It was my day off and I was traveling to a wedding with my wife out of state when I received an emergency page from work, customers were reporting that they were unable to access our web sites. Without my laptop, I only had my iPhone available to do some tests. The reports indicated that it was only limited to customers on the west coast, but that everyone else could access the sites fine. Immediately I started doing some google searches for looking glass sites on the west coast. This yielded nothing but broken links and sites that did not work well on the iPhone.
My frustration with this experience gave me the motivation to produce a mobile looking glass application, that would make my life much easier. I spent the next few weeks aggregating ISP’s looking glass devices, writing code, and eventually came out with an app that I was happy with. I really wanted this application to be widely available so that no one would have to deal with the same frustration as I did, but I also wanted to be able to cover my costs. I thought that the best way to handle this would be a free application, supported by ads.
Apple approved “Traceroute” (LookingGlass was taken) on October 1st and with excitement I watched as the downloads accumulated each day. Traceroute was being downloaded across the world, and by November 1st it was being used in 57 different countries. Yet each day when I checked in on my iAd performance, it was disappointing. The number of impressions to the number of requests was abysmal. Traceroute has a very diverse international user base approximately 60% of the users are outside the US, and as of writing this iAd support is just starting to trickle out internationally. Each day hundreds of people were using Traceroute but I was only getting credit for a small population of these users. On one hand I was happy because I had produced a useful niche application, but on the other hand I was hoping to be able to at least be able to cover my apple licensing costs.
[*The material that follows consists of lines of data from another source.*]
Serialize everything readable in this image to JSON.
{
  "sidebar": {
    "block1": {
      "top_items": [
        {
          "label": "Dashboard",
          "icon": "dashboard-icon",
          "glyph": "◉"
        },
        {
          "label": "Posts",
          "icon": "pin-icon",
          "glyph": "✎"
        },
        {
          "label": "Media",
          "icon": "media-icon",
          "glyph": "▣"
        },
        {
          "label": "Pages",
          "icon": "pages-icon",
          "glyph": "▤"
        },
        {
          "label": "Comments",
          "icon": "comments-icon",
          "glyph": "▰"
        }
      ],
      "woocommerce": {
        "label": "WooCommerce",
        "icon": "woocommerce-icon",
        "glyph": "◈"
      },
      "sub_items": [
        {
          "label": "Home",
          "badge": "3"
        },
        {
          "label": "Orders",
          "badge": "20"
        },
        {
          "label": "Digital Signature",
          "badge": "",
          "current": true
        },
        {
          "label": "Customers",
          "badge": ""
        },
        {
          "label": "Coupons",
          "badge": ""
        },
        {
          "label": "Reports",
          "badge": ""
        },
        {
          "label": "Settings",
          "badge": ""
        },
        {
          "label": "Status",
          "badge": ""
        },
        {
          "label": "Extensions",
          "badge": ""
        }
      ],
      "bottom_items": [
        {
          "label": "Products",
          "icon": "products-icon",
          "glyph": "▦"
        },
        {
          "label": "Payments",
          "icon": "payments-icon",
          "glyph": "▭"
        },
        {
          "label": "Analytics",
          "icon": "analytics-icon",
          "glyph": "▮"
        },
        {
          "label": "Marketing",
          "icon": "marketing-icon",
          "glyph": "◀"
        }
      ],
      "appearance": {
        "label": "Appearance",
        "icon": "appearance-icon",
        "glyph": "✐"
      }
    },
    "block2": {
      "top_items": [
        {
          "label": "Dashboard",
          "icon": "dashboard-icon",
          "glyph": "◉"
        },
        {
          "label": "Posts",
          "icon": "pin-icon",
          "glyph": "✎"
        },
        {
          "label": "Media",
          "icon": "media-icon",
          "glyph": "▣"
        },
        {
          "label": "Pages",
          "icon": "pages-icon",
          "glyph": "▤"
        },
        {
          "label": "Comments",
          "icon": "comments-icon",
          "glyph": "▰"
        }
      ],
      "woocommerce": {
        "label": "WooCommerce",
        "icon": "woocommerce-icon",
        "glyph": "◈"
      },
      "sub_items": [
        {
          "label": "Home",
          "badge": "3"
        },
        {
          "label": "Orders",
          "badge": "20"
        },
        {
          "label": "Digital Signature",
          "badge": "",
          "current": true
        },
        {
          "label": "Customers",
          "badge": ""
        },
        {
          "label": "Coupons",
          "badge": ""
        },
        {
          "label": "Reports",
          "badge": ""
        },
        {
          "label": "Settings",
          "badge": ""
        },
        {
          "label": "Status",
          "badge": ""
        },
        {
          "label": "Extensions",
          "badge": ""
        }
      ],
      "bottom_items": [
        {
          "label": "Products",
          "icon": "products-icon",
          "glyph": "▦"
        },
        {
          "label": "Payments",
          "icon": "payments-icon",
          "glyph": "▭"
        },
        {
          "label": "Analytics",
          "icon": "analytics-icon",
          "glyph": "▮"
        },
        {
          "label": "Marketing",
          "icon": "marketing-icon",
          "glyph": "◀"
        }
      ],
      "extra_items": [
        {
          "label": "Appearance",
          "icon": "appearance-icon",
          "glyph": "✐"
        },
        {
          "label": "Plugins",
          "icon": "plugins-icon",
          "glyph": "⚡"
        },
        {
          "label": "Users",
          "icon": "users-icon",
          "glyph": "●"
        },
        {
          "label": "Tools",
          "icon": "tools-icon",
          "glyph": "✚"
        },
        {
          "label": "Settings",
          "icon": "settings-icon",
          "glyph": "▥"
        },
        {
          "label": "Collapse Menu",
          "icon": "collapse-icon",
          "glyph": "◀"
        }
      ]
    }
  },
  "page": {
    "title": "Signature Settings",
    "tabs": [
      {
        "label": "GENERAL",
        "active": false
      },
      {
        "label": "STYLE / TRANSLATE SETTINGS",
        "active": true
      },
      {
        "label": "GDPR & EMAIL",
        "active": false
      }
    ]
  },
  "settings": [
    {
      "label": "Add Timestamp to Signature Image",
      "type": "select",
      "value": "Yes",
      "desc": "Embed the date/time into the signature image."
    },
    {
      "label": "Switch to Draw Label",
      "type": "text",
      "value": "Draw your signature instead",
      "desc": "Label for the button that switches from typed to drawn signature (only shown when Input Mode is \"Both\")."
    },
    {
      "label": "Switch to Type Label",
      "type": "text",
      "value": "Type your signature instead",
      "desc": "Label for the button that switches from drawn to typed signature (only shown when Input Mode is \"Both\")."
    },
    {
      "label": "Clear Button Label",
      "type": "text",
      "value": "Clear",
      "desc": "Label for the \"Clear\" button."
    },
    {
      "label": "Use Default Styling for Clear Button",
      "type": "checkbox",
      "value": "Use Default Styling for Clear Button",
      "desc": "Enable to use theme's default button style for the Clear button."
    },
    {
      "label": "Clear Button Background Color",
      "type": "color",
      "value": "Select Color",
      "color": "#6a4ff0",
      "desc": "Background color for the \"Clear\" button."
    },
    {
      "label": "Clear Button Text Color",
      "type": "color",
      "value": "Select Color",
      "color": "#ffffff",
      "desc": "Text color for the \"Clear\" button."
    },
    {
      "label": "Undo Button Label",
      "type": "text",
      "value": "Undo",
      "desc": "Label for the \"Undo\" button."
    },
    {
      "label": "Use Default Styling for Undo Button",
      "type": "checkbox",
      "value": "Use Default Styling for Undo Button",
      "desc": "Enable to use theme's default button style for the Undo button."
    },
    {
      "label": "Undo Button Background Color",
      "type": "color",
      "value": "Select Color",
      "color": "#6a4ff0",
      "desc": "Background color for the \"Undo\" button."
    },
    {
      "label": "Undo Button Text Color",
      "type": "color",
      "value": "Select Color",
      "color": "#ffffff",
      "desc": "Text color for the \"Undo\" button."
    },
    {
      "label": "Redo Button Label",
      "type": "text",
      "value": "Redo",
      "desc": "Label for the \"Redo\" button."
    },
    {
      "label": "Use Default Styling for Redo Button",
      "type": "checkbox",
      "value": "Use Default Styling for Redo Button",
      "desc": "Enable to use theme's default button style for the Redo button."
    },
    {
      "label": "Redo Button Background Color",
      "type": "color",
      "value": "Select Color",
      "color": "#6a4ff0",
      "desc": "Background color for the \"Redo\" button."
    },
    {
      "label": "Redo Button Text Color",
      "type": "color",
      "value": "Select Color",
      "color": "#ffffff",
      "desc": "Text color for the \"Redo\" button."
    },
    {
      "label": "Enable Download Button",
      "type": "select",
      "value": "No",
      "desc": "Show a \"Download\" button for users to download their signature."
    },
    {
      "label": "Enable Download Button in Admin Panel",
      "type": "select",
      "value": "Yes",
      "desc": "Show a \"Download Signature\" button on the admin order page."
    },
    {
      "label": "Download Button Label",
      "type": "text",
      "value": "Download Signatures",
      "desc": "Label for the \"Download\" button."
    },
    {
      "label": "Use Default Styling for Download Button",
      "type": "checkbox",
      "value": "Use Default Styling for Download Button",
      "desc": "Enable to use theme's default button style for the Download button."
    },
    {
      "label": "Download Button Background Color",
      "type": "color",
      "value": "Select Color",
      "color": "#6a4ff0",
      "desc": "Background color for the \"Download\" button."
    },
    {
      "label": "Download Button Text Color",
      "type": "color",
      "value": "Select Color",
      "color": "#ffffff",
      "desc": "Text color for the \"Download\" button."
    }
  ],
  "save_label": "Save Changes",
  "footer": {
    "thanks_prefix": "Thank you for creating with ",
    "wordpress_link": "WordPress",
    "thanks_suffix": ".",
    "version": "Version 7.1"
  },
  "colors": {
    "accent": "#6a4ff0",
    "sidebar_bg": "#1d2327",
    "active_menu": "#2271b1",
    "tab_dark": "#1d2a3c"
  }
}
Come late October and only having generated enough revenue to purchase a few Americanos, I decided to start thinking about other ways to monetize the application. I never liked it when developers put out free but crippled versions of an application to push people to convert to a paid application. Although if you could get the same functionality in the free version as a paid version who would choose the paid version? I shrugged my shoulders and with nothing to lose thought I would give it a try.
I got to work and stripped out all of the code for Ad support in Traceroute and published Traceroute Pro, to the app store.
Apple approved Traceroute Pro on November 2nd, and in the one week since that approval Traceroute Pro has generated very low double digit downloads. Although comparing the revenue of Traceroute Pro vs. Traceroute, the 99c downloads have yielded more revenue in a week with very low volumes than the Ad views on the thousand plus applications of Traceroute that are in use.
Given the revenue numbers in just one week it would seem that it would be better to release future applications as a paid applications instead of the ad supported model, although I think that there are some variables to watch before I come to that conclusion.
- Its difficult to tell if the paid downloads are current Traceroute users who upconverted to Traceroute Pro to avoid ads, or are these new users?
- If I integrate a secondary Ad platform to fill in when iAds fails to generate an Ad will that have any impact on revenue?
- As Apple roles out iAd international support will the fill rate increase significantly to impact revenue?
I plan to explore using Admob to step in when the iAd requests fail. I’ll follow up with a new blog entry for if this works and how well it performs in comparison to iAds.
I’ll keep an eye out on these variables and report back as things progress but at this point the best recommendation I could produce for utility application developers is to utilize both application types and see what works for your audience.